I.6. Święty Jan Nepomucen

ks. Jan Kochel

www.ssb.org.pl |

publikacja 03.01.2011 10:19

Tradycyjnie już - od I Niedzieli Adwentu zapraszamy do aktywnego udziału w kolejnej edycji Szkoły Słowa Bożego, którą prowadzi ks. Jan Kochel.
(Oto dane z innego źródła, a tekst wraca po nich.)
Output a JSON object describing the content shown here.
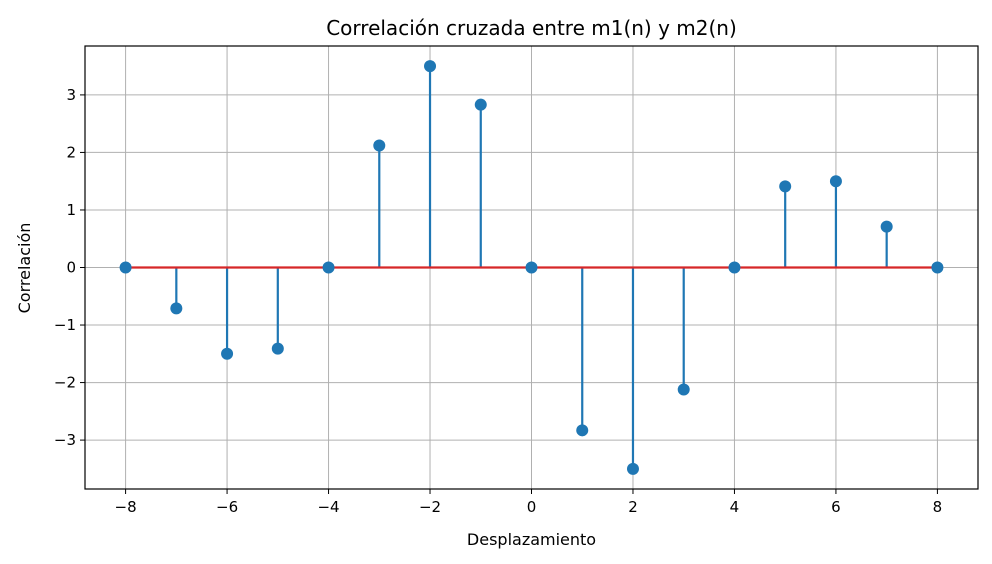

Św. Jan Nepomucen Henryk Przondziono/Agencja GN Św. Jan Nepomucen
Figura w parafii NSPJ w Boguszowicach

Z Czech przeniknęło chrześcijaństwo na tereny Śląska i całej Polski. Na tych ziemiach czczono również czeskich świętych. Jednym z nich jest św. Jan Nepomucen, którego figury znajdują się w wielu kościołach, ale również w przydrożnych kapliczkach, na mostach i w bliskości przepraw wodnych. Postać praskiego duchownego obrosła w liczne legendy, chętnie rozpowszechniane przez gorliwych kaznodziejów. Warto – idąc za sugestią papieża Benedykta XVI – spojrzeć na życie i misję św. Jana w świetle słowa Bożego, które – jak głosi Psalmista – jest lampą dla moich kroków i światłem na mojej ścieżce (Ps 119,105).

CZYTAJ!
J 20,19-23

Wieczorem owego pierwszego dnia tygodnia, tam gdzie przebywali uczniowie, choć drzwi były zamknięte z obawy przed Żydami, przyszedł Jezus, stanął pośrodku i rzekł do nich: Pokój wam!
A to powiedziawszy, pokazał im ręce i bok. Uradowali się zatem uczniowie, ujrzawszy Pana.
A Jezus znowu rzekł do nich: Pokój wam! Jak Ojciec Mnie posłał, tak i Ja was posyłam.
Po tych słowach tchnął na nich i powiedział im: Weźmijcie Ducha Świętego!
Którym odpuścicie grzechy, są im odpuszczone, a którym zatrzymacie, są im zatrzymane.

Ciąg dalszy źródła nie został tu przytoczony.